The Ballantines arrived in Wattsituya, the capital city of Bela-Abzug, in 2004, and immediately fell in love with the city, the people, the food, the postage stamps—just the whole fucking country. We mean they fell totally in love with everything. They were crazy about Bela-Abzug and had a love affair with it because of loving it so much—especially the cuisine, and especially the kitchen equipment found in every Belagian home.
And so they did what Americans always do: They started their own business, to make Belagian kitchen equipment available to home cooks the world over. They called the company Belagian Kitchen Equipment Concepts, and launched as their debut product the Gzterkk, which is native slang for “garlic pulverizer.”
The design combines traditional simplicity with ergonomic efficiency. Like a mortar and pestle, the Gzterkk consists of two separate pieces: the gzt, which is a sort of cast iron hammer with a wooden handle, and the terkk, which is a striking plate (also cast iron) resembling an old-fashioned clothes iron mounted on a pedestal.

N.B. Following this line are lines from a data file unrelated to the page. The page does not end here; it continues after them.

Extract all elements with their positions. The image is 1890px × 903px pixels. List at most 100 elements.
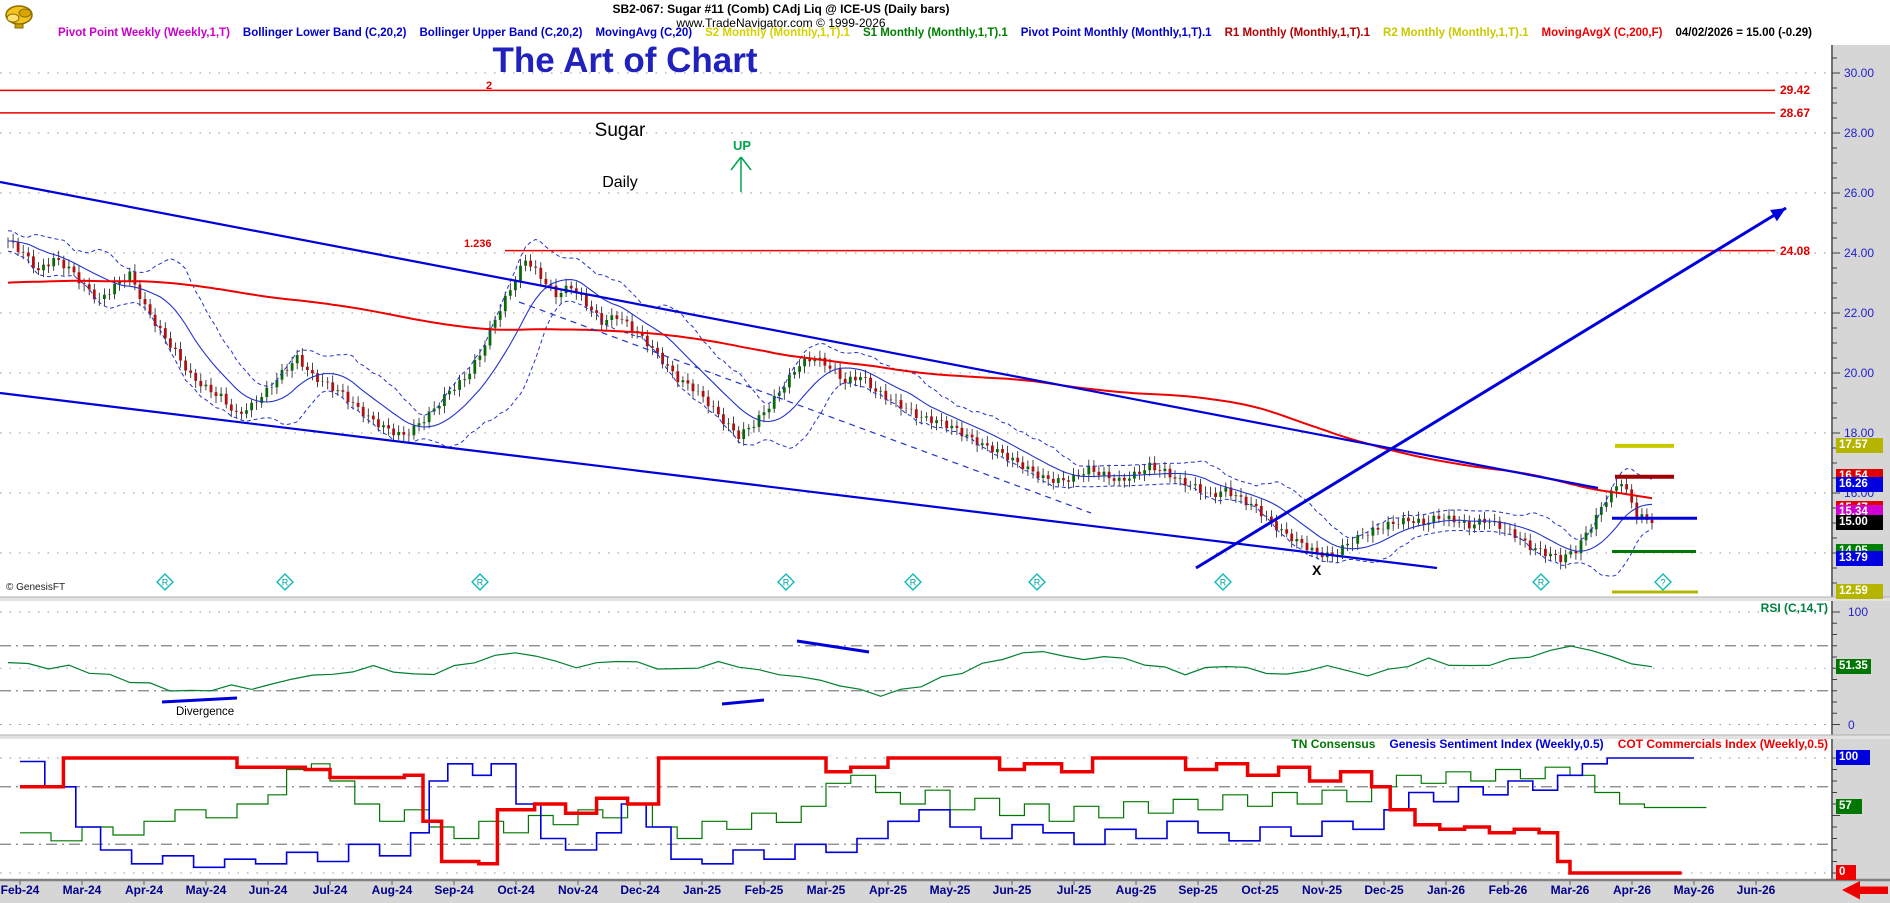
legend-item-5: S1 Monthly (Monthly,1,T).1 bbox=[862, 27, 1008, 39]
bollinger-upper-band-line bbox=[7, 230, 1653, 541]
panel-separator[interactable] bbox=[0, 735, 1890, 739]
uptrend-arrow-line[interactable] bbox=[1195, 206, 1787, 570]
candles-down bbox=[11, 241, 1654, 563]
price-box-15.00: 15.00 bbox=[1836, 515, 1883, 530]
price-box-12.59: 12.59 bbox=[1836, 584, 1883, 599]
bottom-value-box-100: 100 bbox=[1836, 750, 1870, 765]
price-tick-label: 28.00 bbox=[1844, 126, 1875, 140]
scroll-left-arrow[interactable] bbox=[1842, 881, 1888, 900]
watermark-title: The Art of Chart bbox=[492, 41, 758, 80]
date-label-Mar-26: Mar-26 bbox=[1550, 883, 1590, 897]
roll-marker-diamond: ? bbox=[1654, 573, 1672, 591]
date-label-May-24: May-24 bbox=[185, 883, 227, 897]
roll-marker-diamond: R bbox=[904, 573, 922, 591]
genesis-copyright: © GenesisFT bbox=[6, 582, 66, 593]
bottom-value-box-57: 57 bbox=[1836, 799, 1862, 815]
rsi-indicator-label: RSI (C,14,T) bbox=[1760, 601, 1828, 615]
date-label-Dec-24: Dec-24 bbox=[620, 883, 660, 897]
site-credit: www.TradeNavigator.com © 1999-2026 bbox=[676, 16, 886, 30]
legend-item-0: Pivot Point Weekly (Weekly,1,T) bbox=[58, 27, 230, 39]
roll-marker-diamond: R bbox=[471, 573, 489, 591]
legend-item-8: R2 Monthly (Monthly,1,T).1 bbox=[1383, 27, 1529, 39]
roll-marker-diamond: R bbox=[1028, 573, 1046, 591]
roll-marker-diamond: R bbox=[1214, 573, 1232, 591]
price-tick-label: 30.00 bbox=[1844, 66, 1875, 80]
date-label-Oct-24: Oct-24 bbox=[497, 883, 535, 897]
date-label-Nov-24: Nov-24 bbox=[557, 883, 599, 897]
price-box-13.79: 13.79 bbox=[1836, 551, 1883, 567]
chart-title: SB2-067: Sugar #11 (Comb) CAdj Liq @ ICE… bbox=[612, 2, 950, 16]
svg-text:R: R bbox=[910, 578, 917, 588]
candle-wicks bbox=[7, 233, 1653, 570]
bottom-legend-item-2: COT Commercials Index (Weekly,0.5) bbox=[1617, 737, 1828, 751]
roll-marker-diamond: R bbox=[1532, 573, 1550, 591]
step-series bbox=[20, 757, 1694, 869]
moving-avg-200-line bbox=[7, 279, 1653, 500]
date-label-Jun-24: Jun-24 bbox=[248, 883, 288, 897]
panel-separator[interactable] bbox=[0, 597, 1890, 601]
date-label-Aug-24: Aug-24 bbox=[371, 883, 413, 897]
bollinger-lower-band-line bbox=[7, 250, 1653, 578]
date-label-Oct-25: Oct-25 bbox=[1241, 883, 1279, 897]
date-label-Feb-26: Feb-26 bbox=[1488, 883, 1528, 897]
downtrend-lower-line[interactable] bbox=[0, 391, 1438, 570]
date-label-Jun-25: Jun-25 bbox=[992, 883, 1032, 897]
price-tick-label: 24.00 bbox=[1844, 246, 1875, 260]
price-box-17.57: 17.57 bbox=[1836, 437, 1883, 453]
bottom-legend-item-0: TN Consensus bbox=[1291, 737, 1376, 751]
downtrend-upper-line[interactable] bbox=[0, 180, 1599, 490]
date-label-Apr-26: Apr-26 bbox=[1612, 883, 1652, 897]
bottom-panel-legend: TN Consensus Genesis Sentiment Index (Wee… bbox=[1291, 737, 1828, 751]
rsi-divergence-line[interactable] bbox=[796, 639, 870, 654]
date-label-Sep-25: Sep-25 bbox=[1178, 883, 1218, 897]
date-label-Jan-25: Jan-25 bbox=[682, 883, 722, 897]
up-annotation: UP bbox=[732, 138, 752, 153]
uptrend-arrow-head bbox=[1770, 208, 1786, 222]
rsi-divergence-line[interactable] bbox=[721, 698, 765, 706]
rsi-line bbox=[7, 645, 1653, 697]
price-box-16.26: 16.26 bbox=[1836, 477, 1883, 493]
date-axis-strip[interactable] bbox=[0, 879, 1890, 903]
roll-marker-diamond: R bbox=[777, 573, 795, 591]
date-label-Apr-24: Apr-24 bbox=[124, 883, 164, 897]
price-tick-label: 22.00 bbox=[1844, 306, 1875, 320]
date-label-Jan-26: Jan-26 bbox=[1426, 883, 1466, 897]
legend-item-3: MovingAvg (C,20) bbox=[595, 27, 693, 39]
rsi-value-box: 51.35 bbox=[1836, 658, 1871, 674]
price-tick-label: 26.00 bbox=[1844, 186, 1875, 200]
svg-text:R: R bbox=[1034, 578, 1041, 588]
svg-text:R: R bbox=[1538, 578, 1545, 588]
svg-text:?: ? bbox=[1660, 578, 1665, 588]
legend-item-7: R1 Monthly (Monthly,1,T).1 bbox=[1224, 27, 1371, 39]
tradenavigator-logo-icon bbox=[5, 5, 33, 29]
date-label-May-26: May-26 bbox=[1673, 883, 1715, 897]
step-series bbox=[20, 756, 1682, 875]
fib-price-label: 29.42 bbox=[1780, 83, 1811, 98]
price-tick-label: 20.00 bbox=[1844, 366, 1875, 380]
date-label-Mar-24: Mar-24 bbox=[62, 883, 102, 897]
divergence-label: Divergence bbox=[176, 706, 235, 718]
rsi-divergence-line[interactable] bbox=[161, 696, 238, 704]
legend-item-2: Bollinger Upper Band (C,20,2) bbox=[419, 27, 583, 39]
date-label-Apr-25: Apr-25 bbox=[868, 883, 908, 897]
svg-text:R: R bbox=[282, 578, 289, 588]
fib-price-label: 28.67 bbox=[1780, 105, 1811, 120]
legend-item-9: MovingAvgX (C,200,F) bbox=[1541, 27, 1663, 39]
bottom-value-box-0: 0 bbox=[1836, 865, 1856, 880]
fib-level-1236-label: 1.236 bbox=[464, 238, 492, 250]
rsi-tick-100: 100 bbox=[1848, 605, 1869, 619]
price-axis-strip[interactable] bbox=[1832, 45, 1890, 879]
roll-marker-diamond: R bbox=[276, 573, 294, 591]
date-label-Nov-25: Nov-25 bbox=[1301, 883, 1343, 897]
svg-text:R: R bbox=[162, 578, 169, 588]
date-label-Dec-25: Dec-25 bbox=[1364, 883, 1404, 897]
fib-price-label: 24.08 bbox=[1780, 243, 1811, 258]
legend-item-6: Pivot Point Monthly (Monthly,1,T).1 bbox=[1020, 27, 1212, 39]
date-label-May-25: May-25 bbox=[929, 883, 971, 897]
legend-item-1: Bollinger Lower Band (C,20,2) bbox=[242, 27, 407, 39]
date-label-Feb-25: Feb-25 bbox=[744, 883, 784, 897]
fib-level-2-label: 2 bbox=[486, 80, 493, 92]
date-label-Aug-25: Aug-25 bbox=[1115, 883, 1157, 897]
dashed-trend-line[interactable] bbox=[518, 301, 1092, 514]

The operation of the Gzterkk is simplicity itself: Simply place the garlic cloves, or the entire head, upon the terkk, and hit them with the gzt. Believe us, the son of a bitches don’t stand a chance.
And cleanup is a snap. Just hose each one down out back, on your balcony, or in the bath tub, and dry. (As with all cast iron, it is not advised to air-dry the Gzterkk, which courts rust.)
Our supply of this new essential is limited, so it’s wise to act quickly. Meanwhile, we eagerly await the Ballantines’ next offering, which we’re told has something to do either with opening wooden beer kegs or juicing figs.